Der Roman enthält jede Menge Intrigen, die ihn spannend machen. Leider werden manche dieser Intrigen nur am Rande behandelt da die Charaktere aus 2. Hand über sie erfahren. Hier wäre es gut gewesen, einen weiteren POV Charakter zu haben, der Einsicht in diese Intrigen hätte geben können. Manchmal bekam ich beim Lesen das Gefühl Chakraborty wollte die Handlung komplexer machen als nötig. Außerdem leidet der Roman unter dem 2. Book Syndrom und besteht stellenweise aus Fillermaterial. Es werden zum Beispiel eine ganze Reihe von Kapiteln darauf verwendet, wie Ali und Nahri ein Krankenhaus bauen. Für Fillermaterial war es von guter Qualität, aber ich könnte mir vorstellen, dass manche Leser_innen The Kingdom of Copper langweiliger finden als seinen Vorgänger. Gleichzeitig enthielt der Roman starke Momente. Die Autorin schreibt emotionale Szenen gut und zeigte gelungen den Zwiespalt einiger Charaktere auf. Zudem gelang Chakraborty ein fantastischer Showdown. Dieser liest sich wie eine Achterbahn ließt und Lust auf den Abschluss der Trilogie macht.
Mit verschiedenen gesellschaftlichen Themen ging The Kingdom of Copper gut um. Der Roman adressierte Themen wie Heimat, Krieg und dessen Folgen. Er zeigt einen Zirkel der Gewalt auf und wie dieser Menschen und ganze Gesellschaften schädigt. Dies macht manche Stellen des Romans deprimierend, doch dies wurde durch eine gute Prise Humor aufgelockert.
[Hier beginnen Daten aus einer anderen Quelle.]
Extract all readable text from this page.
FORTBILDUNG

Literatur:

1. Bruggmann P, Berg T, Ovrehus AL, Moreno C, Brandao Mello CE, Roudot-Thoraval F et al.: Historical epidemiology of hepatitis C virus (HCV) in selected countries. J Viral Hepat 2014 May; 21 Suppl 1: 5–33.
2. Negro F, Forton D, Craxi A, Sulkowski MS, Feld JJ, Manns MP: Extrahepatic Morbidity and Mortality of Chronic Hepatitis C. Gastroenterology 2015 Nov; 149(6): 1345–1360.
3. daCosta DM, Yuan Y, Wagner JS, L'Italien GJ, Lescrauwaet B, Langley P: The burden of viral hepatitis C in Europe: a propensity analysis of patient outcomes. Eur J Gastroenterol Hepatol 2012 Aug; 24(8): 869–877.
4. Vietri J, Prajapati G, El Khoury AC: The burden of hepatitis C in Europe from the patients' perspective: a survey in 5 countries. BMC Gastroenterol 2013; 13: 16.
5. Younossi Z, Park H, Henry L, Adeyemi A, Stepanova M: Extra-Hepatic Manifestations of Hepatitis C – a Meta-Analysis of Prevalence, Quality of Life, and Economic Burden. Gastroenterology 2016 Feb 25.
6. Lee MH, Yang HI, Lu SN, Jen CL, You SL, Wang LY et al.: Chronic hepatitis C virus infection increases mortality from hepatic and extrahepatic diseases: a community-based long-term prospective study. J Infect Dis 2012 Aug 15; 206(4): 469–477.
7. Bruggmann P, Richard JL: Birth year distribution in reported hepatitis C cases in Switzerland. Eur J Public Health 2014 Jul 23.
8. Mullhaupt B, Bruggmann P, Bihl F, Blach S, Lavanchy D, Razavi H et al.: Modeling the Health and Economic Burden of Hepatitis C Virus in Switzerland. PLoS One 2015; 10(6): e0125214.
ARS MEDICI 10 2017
Insgesamt fand ich The Kingdom of Copper mittelmäßig. Der Roman enthält fantastische Momente, aber es gab auch schlechte Momente. The Kingdom of Copper war schwächer als sein Vorgänger. Dennoch freue ich mich auf den Abschluss der Reihe und hoffe, dass er wieder so gut wird wie The City of Brass.